Résumé : la compagnie Prentout-Leblond, armateur de Rouen, opérait un navire à propulsion mixte transportant du pétrole entre la France et les États-Unis. Elle décide de faire construire un nouveau navire, encore plus grand que le France I armé par la compagnie française Bordes. Le France II, construit dans les chantiers de la Gironde et notamment destiné à transporter du nickel pour les ateliers d’orfèvrerie Christofle, va effectuer son premier voyage qui le conduira en Nouvelle-Calédonie. Ce sera le début des soucis.
La vie, à bord du mastodonte, est luxueuse. Chaque jour, la TSF donne des nouvelles du monde entier. Bien sûr, comme on peut s’en douter, la nourriture est aussi abondante et aussi soignée que dans les meilleurs hôtels.
Enfin, détail extraordinaire, les salles de bain sont pourvues d’appareils modernes permettant l’hydrothérapie la plus complète. C’était l’embryon de la thalassothérapie bien avant l’heure !
Le Commandant Charcot, Président d’Honneur du Yacht Club de France, va d’ailleurs délivrer au France II le prestigieux Grand Guidon de la Ligue Maritime Française.

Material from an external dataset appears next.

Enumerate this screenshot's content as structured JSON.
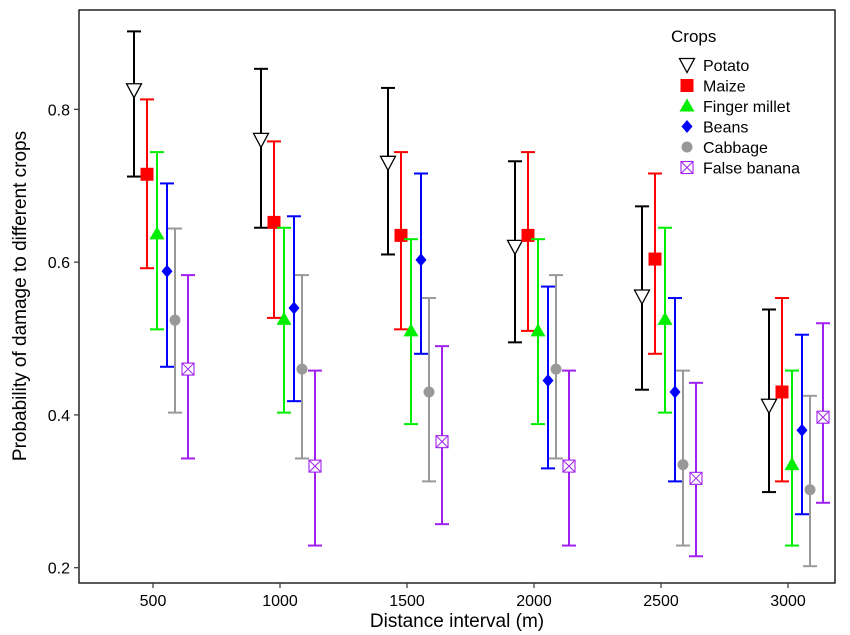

Nous sommes en 1913. Sorti fièrement des chantiers navals de la Gironde, le France II appareille pour Glasgow afin de faire le plein de coke et de charbon, puis en novembre, entreprend sa première croisière autour du monde.
La France a trop souvent boudé ses génies ou ses grands entrepreneurs. Ainsi ce premier départ du France II pour Glasgow passe pratiquement inaperçu. Louis Lacroix, le grand historien de la marine française, s’en désole alors qu’il est émerveillé par le France II, « le plus beau spécimen de ce qui avait été fait jusqu’alors » écrit-il. Et pourtant, poursuit l’historien, « les pouvoirs publics semblent se désintéresser de la marine marchande à laquelle ils ne comprennent que peu de choses. Ils oublient que la prospérité et la grandeur d’un pays sont faites des entreprises particulières de chacun de ses enfants ».
LE PREMIER VOYAGE DU FRANCE II POUR GLASGOW,
PUIS LA NOUVELLE-CALÉDONIEA Glasgow, en Ecosse, en revanche, l’admiration est unanime. Et ce 25 novembre 1913, c’est au milieu d’une foule émerveillée qu’après avoir fait le plein de passagers, le plus grand de tous les voiliers gonfle sa gigantesque voilure et prend le cap de la Nouvelle-Calédonie. Il n’y a à bord que 45 hommes d’équipage, mais le navire est facile à manœuvrer. Ses qualités nautiques sont superbes.
Après 92 jours de mer, les côtes de la Nouvelle-Calédonie sont atteintes. Le pari fou de Henri-Victor Prentout-Leblond est gagné. Mais bientôt, la première guerre mondiale va éclater. Le trafic maritime va être bouleversé. Pourtant, le nickel devient un minerai particulièrement stratégique pour la fabrication des armes. Cette période sera lourde de conséquence pour le plus grand voilier du monde.